Ce qui a suivi n'était pas une traduction littérale du parfum, mais une réponse intuitive à celui-ci. Des textures de bois grossières, des matériaux superposés et des formes abstraites ont donné vie à l'humeur de chaque parfum. "Je regarde chaque parfum pour voir quelle est l'histoire et comment je la traduis dans la forme. S'agit-il d'un parfum élégant ou fragile ? Fin ou épais ?", explique M. Visser à propos de sa méthode de travail.
C'est précisément cette ouverture qui rend les œuvres intéressantes. Elles n'essaient pas d'expliquer les odeurs, mais montrent ce qu'elles peuvent évoquer. Certaines sculptures sont lourdes et architecturales, d'autres sont organiques et presque fragiles. Les matériaux s'ouvrent, les surfaces s'effilochent et les structures semblent en mouvement.

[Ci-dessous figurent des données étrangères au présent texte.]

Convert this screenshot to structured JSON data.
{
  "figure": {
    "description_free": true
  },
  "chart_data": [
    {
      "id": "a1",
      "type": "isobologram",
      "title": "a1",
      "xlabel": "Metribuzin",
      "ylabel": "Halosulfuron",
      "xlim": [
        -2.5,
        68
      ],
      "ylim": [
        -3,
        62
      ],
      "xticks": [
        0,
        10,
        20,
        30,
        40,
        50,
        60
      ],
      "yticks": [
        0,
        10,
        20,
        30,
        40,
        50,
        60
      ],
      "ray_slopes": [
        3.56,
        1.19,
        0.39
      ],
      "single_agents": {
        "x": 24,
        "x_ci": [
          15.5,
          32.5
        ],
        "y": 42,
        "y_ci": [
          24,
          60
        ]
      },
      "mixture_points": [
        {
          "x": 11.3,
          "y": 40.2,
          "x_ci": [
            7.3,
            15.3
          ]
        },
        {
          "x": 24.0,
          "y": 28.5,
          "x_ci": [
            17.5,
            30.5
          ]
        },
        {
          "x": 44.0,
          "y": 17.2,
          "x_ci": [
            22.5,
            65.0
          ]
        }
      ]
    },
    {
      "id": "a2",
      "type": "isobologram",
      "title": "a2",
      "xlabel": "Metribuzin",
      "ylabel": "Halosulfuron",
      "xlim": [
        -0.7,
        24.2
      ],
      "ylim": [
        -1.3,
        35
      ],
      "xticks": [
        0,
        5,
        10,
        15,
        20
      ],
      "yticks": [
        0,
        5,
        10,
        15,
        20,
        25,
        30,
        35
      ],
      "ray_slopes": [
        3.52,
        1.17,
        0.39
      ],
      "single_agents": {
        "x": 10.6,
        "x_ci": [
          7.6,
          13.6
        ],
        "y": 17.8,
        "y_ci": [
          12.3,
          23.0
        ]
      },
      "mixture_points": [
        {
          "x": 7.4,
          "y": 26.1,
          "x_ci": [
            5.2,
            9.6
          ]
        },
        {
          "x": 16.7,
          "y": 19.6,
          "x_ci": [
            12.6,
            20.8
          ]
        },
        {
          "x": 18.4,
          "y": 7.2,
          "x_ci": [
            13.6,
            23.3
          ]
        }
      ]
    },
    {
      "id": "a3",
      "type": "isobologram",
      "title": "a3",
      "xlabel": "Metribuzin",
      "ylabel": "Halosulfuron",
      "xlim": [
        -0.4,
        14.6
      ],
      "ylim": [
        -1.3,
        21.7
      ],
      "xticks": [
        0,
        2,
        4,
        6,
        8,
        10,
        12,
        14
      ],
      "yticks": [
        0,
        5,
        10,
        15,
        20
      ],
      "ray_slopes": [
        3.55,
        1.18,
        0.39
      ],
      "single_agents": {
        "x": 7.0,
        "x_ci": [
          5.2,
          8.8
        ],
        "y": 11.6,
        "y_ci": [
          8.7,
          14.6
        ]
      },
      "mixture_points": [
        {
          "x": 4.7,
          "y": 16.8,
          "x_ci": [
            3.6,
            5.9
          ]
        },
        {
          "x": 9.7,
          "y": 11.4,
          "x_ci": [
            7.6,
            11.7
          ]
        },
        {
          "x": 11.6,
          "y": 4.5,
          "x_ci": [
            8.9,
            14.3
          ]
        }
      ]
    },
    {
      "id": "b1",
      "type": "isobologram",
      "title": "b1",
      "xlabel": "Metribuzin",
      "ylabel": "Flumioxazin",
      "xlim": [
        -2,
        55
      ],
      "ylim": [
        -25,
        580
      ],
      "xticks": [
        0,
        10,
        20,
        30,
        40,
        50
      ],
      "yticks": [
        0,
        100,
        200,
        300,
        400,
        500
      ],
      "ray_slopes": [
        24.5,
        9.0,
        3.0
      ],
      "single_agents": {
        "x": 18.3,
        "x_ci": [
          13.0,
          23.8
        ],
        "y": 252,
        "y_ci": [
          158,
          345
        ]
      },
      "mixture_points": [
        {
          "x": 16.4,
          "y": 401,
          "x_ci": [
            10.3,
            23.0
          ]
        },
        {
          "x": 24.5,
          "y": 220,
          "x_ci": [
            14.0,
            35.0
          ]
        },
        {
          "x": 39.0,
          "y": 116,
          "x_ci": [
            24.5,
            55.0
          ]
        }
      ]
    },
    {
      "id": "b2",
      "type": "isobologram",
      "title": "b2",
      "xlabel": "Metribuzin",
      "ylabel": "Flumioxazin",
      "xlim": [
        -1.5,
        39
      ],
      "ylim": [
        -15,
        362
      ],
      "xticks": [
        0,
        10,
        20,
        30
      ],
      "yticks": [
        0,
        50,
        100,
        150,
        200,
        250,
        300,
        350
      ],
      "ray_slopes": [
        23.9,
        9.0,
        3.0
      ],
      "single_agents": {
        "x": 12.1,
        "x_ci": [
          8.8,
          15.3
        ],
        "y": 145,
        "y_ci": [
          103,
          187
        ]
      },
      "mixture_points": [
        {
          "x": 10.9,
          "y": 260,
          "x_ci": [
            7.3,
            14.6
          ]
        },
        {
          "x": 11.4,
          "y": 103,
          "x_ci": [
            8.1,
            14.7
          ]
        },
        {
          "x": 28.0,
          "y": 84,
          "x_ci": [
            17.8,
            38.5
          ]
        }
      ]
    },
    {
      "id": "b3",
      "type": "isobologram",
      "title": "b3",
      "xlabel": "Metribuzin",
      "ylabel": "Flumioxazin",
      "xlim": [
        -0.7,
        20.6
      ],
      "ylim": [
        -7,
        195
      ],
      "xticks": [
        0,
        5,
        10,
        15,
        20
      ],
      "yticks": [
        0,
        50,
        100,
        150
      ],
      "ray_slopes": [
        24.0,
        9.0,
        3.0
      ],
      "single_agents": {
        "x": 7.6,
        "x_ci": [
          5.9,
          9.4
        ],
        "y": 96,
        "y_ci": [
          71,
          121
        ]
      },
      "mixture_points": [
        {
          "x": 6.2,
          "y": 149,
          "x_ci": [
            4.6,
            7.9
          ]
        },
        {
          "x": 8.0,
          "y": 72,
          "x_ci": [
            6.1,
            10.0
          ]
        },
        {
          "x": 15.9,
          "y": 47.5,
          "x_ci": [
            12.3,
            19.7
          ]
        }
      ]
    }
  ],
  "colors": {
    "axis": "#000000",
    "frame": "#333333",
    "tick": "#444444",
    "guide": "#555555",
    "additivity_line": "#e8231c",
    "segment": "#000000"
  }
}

Le studio, partie intégrante de l'expérience
Le cadre de l'atelier a rendu l'exposition encore plus personnelle. Il ne s'agit pas d'une galerie traditionnelle, mais d'un lieu où les idées sont encore visiblement en mouvement et où les œuvres en cours d'élaboration sont aussi intéressantes que le résultat final lui-même.
Dans le studio, les visiteurs, qu'il s'agisse d'amateurs d'art ou d'un nombre restreint de membres de Skins Inclusive, ont eu la possibilité de se rapprocher du processus de création.
"Beaucoup d'artistes gardent leur studio fermé au monde extérieur", explique Philip. "Mart fait le contraire. Les visiteurs ont la possibilité de voir non seulement l'œuvre d'art, mais aussi le processus qui se cache derrière".
Dans le même temps, la collaboration a également porté sur l'accessibilité. Il ne s'agit pas de mettre l'art à distance, mais de le rapprocher. "Que l'on soit collectionneur ou curieux, il s'agit d'être touché", explique M. Jansen.
Selon Simone, c'est précisément là que réside la force du projet. "Il n'y a rien de plus émouvant que l'odeur. En associant l'odeur et l'art, on se rapproche de l'expérience de quelqu'un".
Ce sentiment est présent tout au long de l'exposition. Moins axée sur l'interprétation rapide, plus sur l'attention. Regarder, sentir et expérimenter. Une manière de vivre l'expérience où l'art et le parfum se fondent lentement l'un dans l'autre.